Back to Vllm

vLLM Mock Engine

rust/src/mock-engine/README.md

0.23.02.4 KB
Original Source

vLLM Mock Engine

vllm-mock-engine is a small engine-side process for frontend stress testing. It joins a frontend-owned startup handshake, reports a large ready response, treats prefill as instant, and emits random decode tokens until each request reaches its max_tokens.

The frontend must own the handshake socket.

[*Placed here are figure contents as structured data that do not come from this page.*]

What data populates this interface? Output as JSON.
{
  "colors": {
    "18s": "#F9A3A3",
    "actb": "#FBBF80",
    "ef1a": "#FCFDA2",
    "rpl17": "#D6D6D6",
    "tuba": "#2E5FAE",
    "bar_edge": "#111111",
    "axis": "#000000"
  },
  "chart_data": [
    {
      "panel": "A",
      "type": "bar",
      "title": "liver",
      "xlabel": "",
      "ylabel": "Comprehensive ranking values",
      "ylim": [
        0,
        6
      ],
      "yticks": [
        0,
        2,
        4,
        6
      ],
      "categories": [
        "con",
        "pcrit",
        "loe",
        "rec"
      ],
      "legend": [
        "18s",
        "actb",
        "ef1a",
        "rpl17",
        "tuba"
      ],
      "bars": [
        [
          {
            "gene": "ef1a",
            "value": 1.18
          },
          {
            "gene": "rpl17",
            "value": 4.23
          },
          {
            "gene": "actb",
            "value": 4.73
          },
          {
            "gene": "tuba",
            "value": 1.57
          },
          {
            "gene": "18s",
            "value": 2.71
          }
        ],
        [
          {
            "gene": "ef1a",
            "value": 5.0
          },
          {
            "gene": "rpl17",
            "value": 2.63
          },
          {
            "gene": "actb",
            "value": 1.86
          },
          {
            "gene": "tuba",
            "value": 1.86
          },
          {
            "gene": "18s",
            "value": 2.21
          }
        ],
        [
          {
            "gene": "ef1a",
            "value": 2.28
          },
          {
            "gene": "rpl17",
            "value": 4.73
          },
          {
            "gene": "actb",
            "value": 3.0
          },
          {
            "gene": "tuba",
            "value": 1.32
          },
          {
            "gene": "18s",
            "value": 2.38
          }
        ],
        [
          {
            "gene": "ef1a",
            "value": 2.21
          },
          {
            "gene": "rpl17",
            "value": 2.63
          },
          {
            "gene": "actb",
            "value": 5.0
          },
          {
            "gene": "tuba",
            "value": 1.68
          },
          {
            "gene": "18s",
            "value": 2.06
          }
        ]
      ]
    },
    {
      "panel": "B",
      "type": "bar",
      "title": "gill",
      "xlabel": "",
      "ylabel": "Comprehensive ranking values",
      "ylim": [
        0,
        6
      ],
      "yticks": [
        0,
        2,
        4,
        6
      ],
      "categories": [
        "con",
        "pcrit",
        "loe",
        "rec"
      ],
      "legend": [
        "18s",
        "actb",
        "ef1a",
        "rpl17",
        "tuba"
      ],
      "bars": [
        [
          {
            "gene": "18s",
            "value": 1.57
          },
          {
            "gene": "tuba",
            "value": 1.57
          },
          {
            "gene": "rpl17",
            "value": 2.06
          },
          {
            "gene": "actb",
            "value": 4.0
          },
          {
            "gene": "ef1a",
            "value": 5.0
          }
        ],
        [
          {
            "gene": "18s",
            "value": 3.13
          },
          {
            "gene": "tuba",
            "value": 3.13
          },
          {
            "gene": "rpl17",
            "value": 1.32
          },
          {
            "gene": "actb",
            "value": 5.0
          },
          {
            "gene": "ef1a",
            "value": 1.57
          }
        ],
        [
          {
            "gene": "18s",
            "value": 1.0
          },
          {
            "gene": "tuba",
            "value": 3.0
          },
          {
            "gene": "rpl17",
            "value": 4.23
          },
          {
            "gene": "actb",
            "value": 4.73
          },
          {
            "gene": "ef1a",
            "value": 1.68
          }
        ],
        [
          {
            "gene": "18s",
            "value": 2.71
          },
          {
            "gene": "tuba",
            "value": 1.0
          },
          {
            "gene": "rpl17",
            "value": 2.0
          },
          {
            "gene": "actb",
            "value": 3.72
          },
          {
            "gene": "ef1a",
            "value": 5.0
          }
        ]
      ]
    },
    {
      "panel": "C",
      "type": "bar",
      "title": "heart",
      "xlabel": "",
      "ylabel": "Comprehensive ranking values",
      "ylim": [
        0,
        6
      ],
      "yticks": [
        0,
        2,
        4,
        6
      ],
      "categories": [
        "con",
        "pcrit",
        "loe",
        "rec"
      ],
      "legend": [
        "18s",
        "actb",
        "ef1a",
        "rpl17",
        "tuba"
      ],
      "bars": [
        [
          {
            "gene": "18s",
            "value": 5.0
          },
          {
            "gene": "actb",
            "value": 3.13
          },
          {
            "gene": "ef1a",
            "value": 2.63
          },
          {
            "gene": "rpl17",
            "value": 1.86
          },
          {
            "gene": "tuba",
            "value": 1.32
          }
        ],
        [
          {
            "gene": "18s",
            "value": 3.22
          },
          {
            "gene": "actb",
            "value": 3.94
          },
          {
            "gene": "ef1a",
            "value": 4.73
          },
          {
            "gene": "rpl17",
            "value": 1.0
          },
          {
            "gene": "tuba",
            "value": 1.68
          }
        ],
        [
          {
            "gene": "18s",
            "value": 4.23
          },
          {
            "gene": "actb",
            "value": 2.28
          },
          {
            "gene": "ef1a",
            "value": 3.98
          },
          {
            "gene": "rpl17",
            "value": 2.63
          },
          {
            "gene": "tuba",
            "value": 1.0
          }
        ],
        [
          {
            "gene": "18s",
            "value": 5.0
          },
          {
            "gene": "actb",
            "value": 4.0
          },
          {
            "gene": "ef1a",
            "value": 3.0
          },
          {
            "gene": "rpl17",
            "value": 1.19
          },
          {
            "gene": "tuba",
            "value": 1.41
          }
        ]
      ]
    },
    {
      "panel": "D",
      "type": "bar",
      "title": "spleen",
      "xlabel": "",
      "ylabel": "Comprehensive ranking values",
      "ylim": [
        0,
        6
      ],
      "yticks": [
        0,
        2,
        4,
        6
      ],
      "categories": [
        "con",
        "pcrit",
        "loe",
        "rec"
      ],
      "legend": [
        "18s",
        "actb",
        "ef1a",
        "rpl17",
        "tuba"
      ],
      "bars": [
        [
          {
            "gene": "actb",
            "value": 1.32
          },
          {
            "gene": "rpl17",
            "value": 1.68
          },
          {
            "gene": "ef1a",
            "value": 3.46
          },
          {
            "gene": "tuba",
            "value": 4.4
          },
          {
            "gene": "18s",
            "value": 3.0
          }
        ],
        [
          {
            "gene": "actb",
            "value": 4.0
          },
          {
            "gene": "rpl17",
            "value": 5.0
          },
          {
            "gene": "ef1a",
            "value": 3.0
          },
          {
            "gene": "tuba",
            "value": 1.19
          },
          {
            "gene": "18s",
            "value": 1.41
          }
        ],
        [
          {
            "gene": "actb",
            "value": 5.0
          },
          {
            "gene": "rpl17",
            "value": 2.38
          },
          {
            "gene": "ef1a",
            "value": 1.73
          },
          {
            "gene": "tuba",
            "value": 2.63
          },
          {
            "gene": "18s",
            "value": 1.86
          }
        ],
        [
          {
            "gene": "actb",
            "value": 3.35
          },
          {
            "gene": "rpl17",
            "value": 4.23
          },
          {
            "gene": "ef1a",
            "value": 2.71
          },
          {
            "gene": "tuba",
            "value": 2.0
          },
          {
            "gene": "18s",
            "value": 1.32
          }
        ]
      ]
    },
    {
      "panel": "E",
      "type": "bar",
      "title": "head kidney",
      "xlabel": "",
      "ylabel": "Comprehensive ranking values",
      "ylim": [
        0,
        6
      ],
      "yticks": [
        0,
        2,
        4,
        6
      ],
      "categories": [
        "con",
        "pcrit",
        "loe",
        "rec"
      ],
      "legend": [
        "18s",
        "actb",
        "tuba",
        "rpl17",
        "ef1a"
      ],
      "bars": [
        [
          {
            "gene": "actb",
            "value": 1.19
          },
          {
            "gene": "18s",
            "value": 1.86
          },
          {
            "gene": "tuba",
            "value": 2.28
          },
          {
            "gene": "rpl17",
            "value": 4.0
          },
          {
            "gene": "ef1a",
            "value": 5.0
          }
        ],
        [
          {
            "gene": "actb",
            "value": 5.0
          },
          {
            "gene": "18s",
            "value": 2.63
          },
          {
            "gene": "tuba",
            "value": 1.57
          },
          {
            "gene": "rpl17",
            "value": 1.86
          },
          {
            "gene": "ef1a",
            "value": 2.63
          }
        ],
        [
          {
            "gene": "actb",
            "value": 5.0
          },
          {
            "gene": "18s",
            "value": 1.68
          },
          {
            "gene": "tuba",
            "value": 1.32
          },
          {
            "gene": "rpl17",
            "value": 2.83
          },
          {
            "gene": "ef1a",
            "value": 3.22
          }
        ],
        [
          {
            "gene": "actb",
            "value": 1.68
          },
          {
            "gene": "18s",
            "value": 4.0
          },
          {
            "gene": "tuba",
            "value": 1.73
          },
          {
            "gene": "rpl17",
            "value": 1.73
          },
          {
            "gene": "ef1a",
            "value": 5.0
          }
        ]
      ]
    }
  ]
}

Start the frontend first, then start the mock engine with the same handshake address.

Start the mock engine

bash
cargo run -p vllm-mock-engine -- \
  --handshake-address tcp://127.0.0.1:29550 \
  --engine-count 1 \
  --output-token-chunk-size 1 \
  --vocab-size 32000 \
  --seed 0 \
  --log-requests

Useful knobs:

  • --engine-count must match the frontend's expected data-parallel engine count.
  • --output-token-chunk-size controls how many token IDs appear in one EngineCoreOutput; values greater than 1 are useful for MTP/spec-decode shaped frontend tests.
  • --vocab-size should stay within the tokenizer vocabulary of the model used by the frontend.

Stop it with Ctrl-C.

Rust Frontend

Terminal 1:

bash
cargo run --bin vllm-rs -- serve Qwen/Qwen3-0.6B \
  --data-parallel-size 1 \
  --data-parallel-size-local 0 \
  --handshake-port 29550

Terminal 2:

bash
cargo run -p vllm-mock-engine -- \
  --handshake-address tcp://127.0.0.1:29550

For multiple mock engines, set both sides to the same count:

bash
cargo run --bin vllm-rs -- serve Qwen/Qwen3-0.6B \
  --data-parallel-size 4 \
  --data-parallel-size-local 0 \
  --handshake-port 29550

cargo run -p vllm-mock-engine -- \
  --handshake-address tcp://127.0.0.1:29550 \
  --engine-count 4

Python Frontend

Use vllm serve with --data-parallel-size-local 0 so the Python process runs as a frontend/API server and waits for external engines on --data-parallel-rpc-port.

Terminal 1:

bash
vllm serve Qwen/Qwen3-0.6B \
  --data-parallel-address 127.0.0.1 \
  --data-parallel-rpc-port 29550 \
  --data-parallel-size 1 \
  --data-parallel-size-local 0

Terminal 2:

bash
cargo run -p vllm-mock-engine -- \
  --handshake-address tcp://127.0.0.1:29550

Smoke Request

After either frontend is ready:

bash
curl http://127.0.0.1:8000/v1/chat/completions \
  -H "Content-Type: application/json" \
  -d '{
    "model": "Qwen/Qwen3-0.6B",
    "messages": [{"role": "user", "content": "hello"}],
    "max_tokens": 16,
    "stream": true
  }'

Always pass max_tokens; the mock engine stops by length.